Shares in most property industry companies fell yesterday as stock markets continued to tumble, amid growing investor concern about the the ongoing crisis in Ukraine.

Shares in LSL, The Property Franchise Group, and Belvoir dropped by more than 6% yesterday, while Purplebricks and Savills were also among a number of property firms to see notable declines on Monday.

Purplebricks, in particular, is enduring a torrid time, with its share price hitting its lowest-ever level of just 14p yesterday, before recovering slightly to end the day down 4.5% at 14.14p.

Shares in the online estate agent have plummeted since its all-time high in 2017 of 525p, with recent regulatory failings, contributing to that decline.

Purplebricks, who are currently facing a class action lawsuit from over 100 former agents who believe they were entitled to the benefits given to permanent employees, despite being classed as self-employed, was recently forced to delay the publication of its first half results to provide for any potential future claims which could arise under the Housing Act in relation to this regulatory process issue.

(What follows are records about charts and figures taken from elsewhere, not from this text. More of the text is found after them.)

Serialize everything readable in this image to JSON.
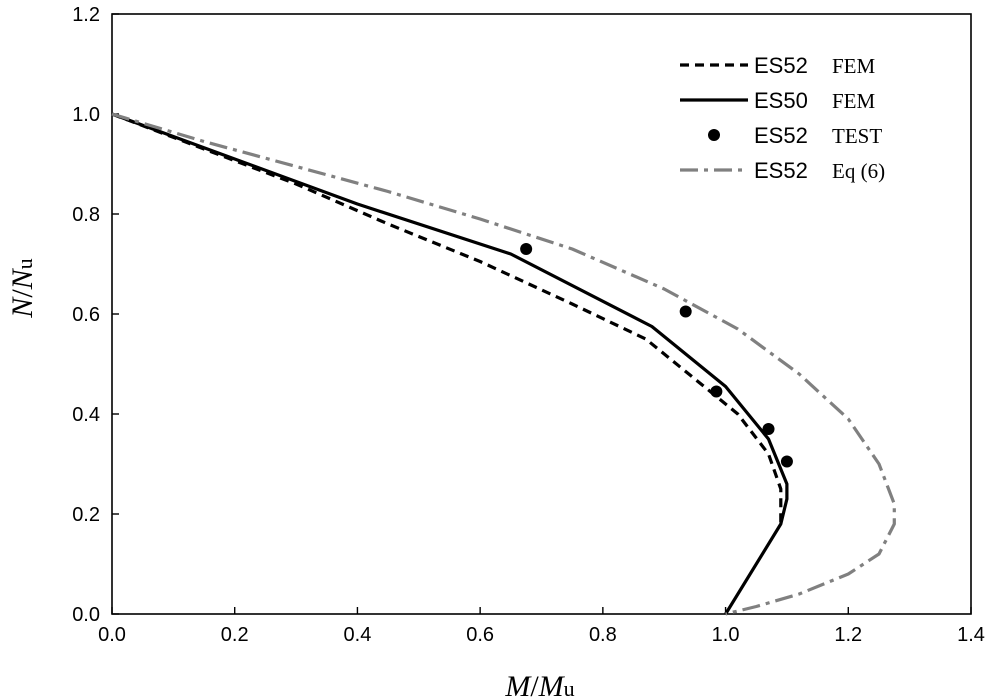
{
  "chart_data": {
    "type": "line",
    "xlabel": {
      "main": "M",
      "sep": "/",
      "base": "M",
      "sub": "u"
    },
    "ylabel": {
      "main": "N",
      "sep": "/",
      "base": "N",
      "sub": "u"
    },
    "xlim": [
      0,
      1.4
    ],
    "ylim": [
      0,
      1.2
    ],
    "xticks": [
      "0.0",
      "0.2",
      "0.4",
      "0.6",
      "0.8",
      "1.0",
      "1.2",
      "1.4"
    ],
    "yticks": [
      "0.0",
      "0.2",
      "0.4",
      "0.6",
      "0.8",
      "1.0",
      "1.2"
    ],
    "grid": false,
    "legend_position": "top-right",
    "series": [
      {
        "name": "ES52",
        "tag": "FEM",
        "style": "dashed",
        "color": "#000000",
        "x": [
          0,
          0.15,
          0.3,
          0.45,
          0.6,
          0.75,
          0.87,
          0.95,
          1.02,
          1.07,
          1.09,
          1.09
        ],
        "y": [
          1.0,
          0.93,
          0.86,
          0.78,
          0.705,
          0.62,
          0.55,
          0.47,
          0.4,
          0.32,
          0.25,
          0.18
        ]
      },
      {
        "name": "ES50",
        "tag": "FEM",
        "style": "solid",
        "color": "#000000",
        "x": [
          0,
          0.2,
          0.4,
          0.65,
          0.88,
          1.0,
          1.07,
          1.1,
          1.1,
          1.09,
          1.0
        ],
        "y": [
          1.0,
          0.91,
          0.82,
          0.72,
          0.575,
          0.455,
          0.35,
          0.26,
          0.23,
          0.18,
          0.0
        ]
      },
      {
        "name": "ES52",
        "tag": "TEST",
        "style": "markers",
        "color": "#000000",
        "x": [
          0.675,
          0.935,
          0.985,
          1.07,
          1.1
        ],
        "y": [
          0.73,
          0.605,
          0.445,
          0.37,
          0.305
        ]
      },
      {
        "name": "ES52",
        "tag": "Eq (6)",
        "style": "dashdot",
        "color": "#808080",
        "x": [
          0,
          0.15,
          0.3,
          0.45,
          0.6,
          0.75,
          0.9,
          1.02,
          1.12,
          1.2,
          1.25,
          1.275,
          1.275,
          1.25,
          1.2,
          1.12,
          1.05,
          1.0
        ],
        "y": [
          1.0,
          0.945,
          0.895,
          0.845,
          0.79,
          0.73,
          0.65,
          0.57,
          0.48,
          0.39,
          0.3,
          0.22,
          0.18,
          0.12,
          0.08,
          0.04,
          0.015,
          0.0
        ]
      }
    ]
  }
}
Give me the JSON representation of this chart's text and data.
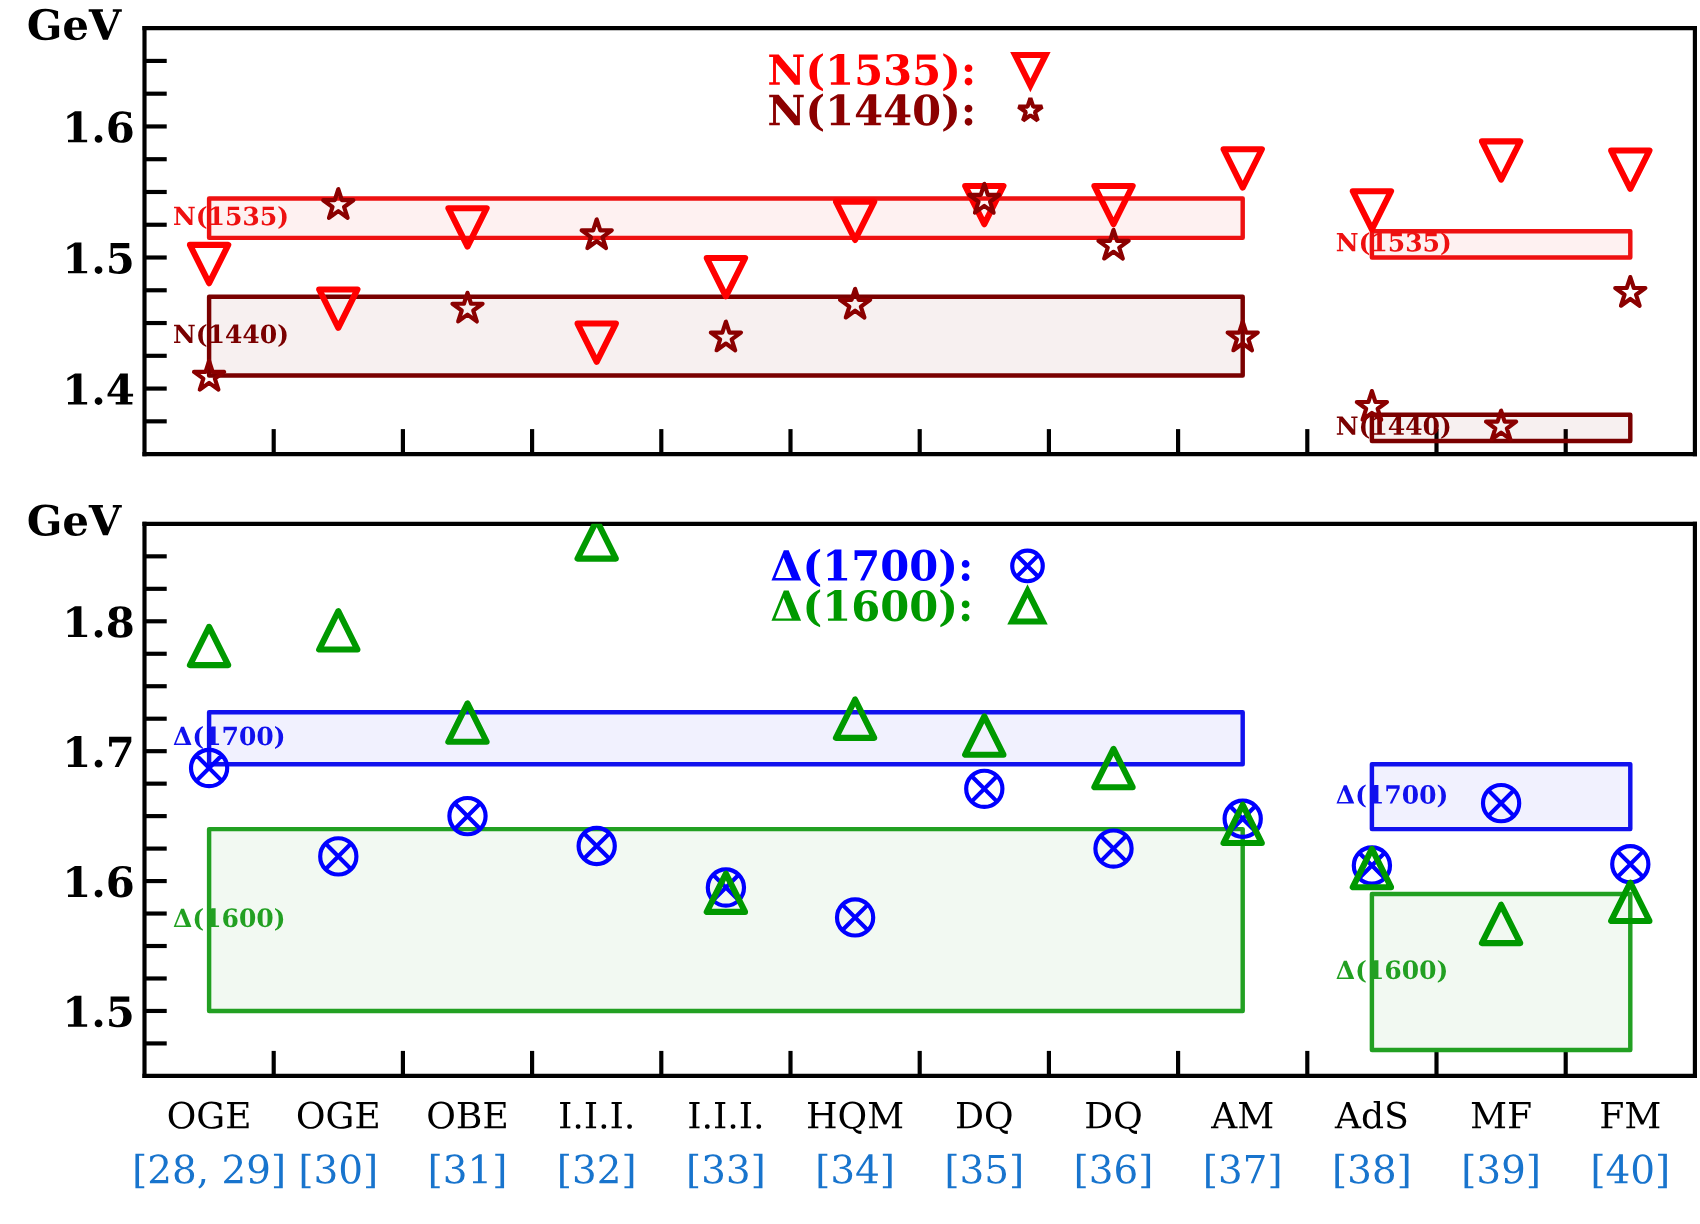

The move followed speculation that the online estate agency could potentially face a bill of up to £30m after it allegedly put thousands of landlords at risk of being because it failed to follow basic tenancy law.

EYE revealed in November that Purplebricks had failed to properly serve legally required documents to tenants explaining their deposits have been put into a national protection scheme.

Purplebricks, which recently said the six-month period to October 31 had been “challenging”, is currently being investigated by Propertymark for potential tenancy law breaches.

“As a representative body we take any allegations against our members incredibly seriously and we will be investigating the claims of failure to properly register tenancy deposits by Purplebricks,” David Oliver, head of Propertymark Compliance, said.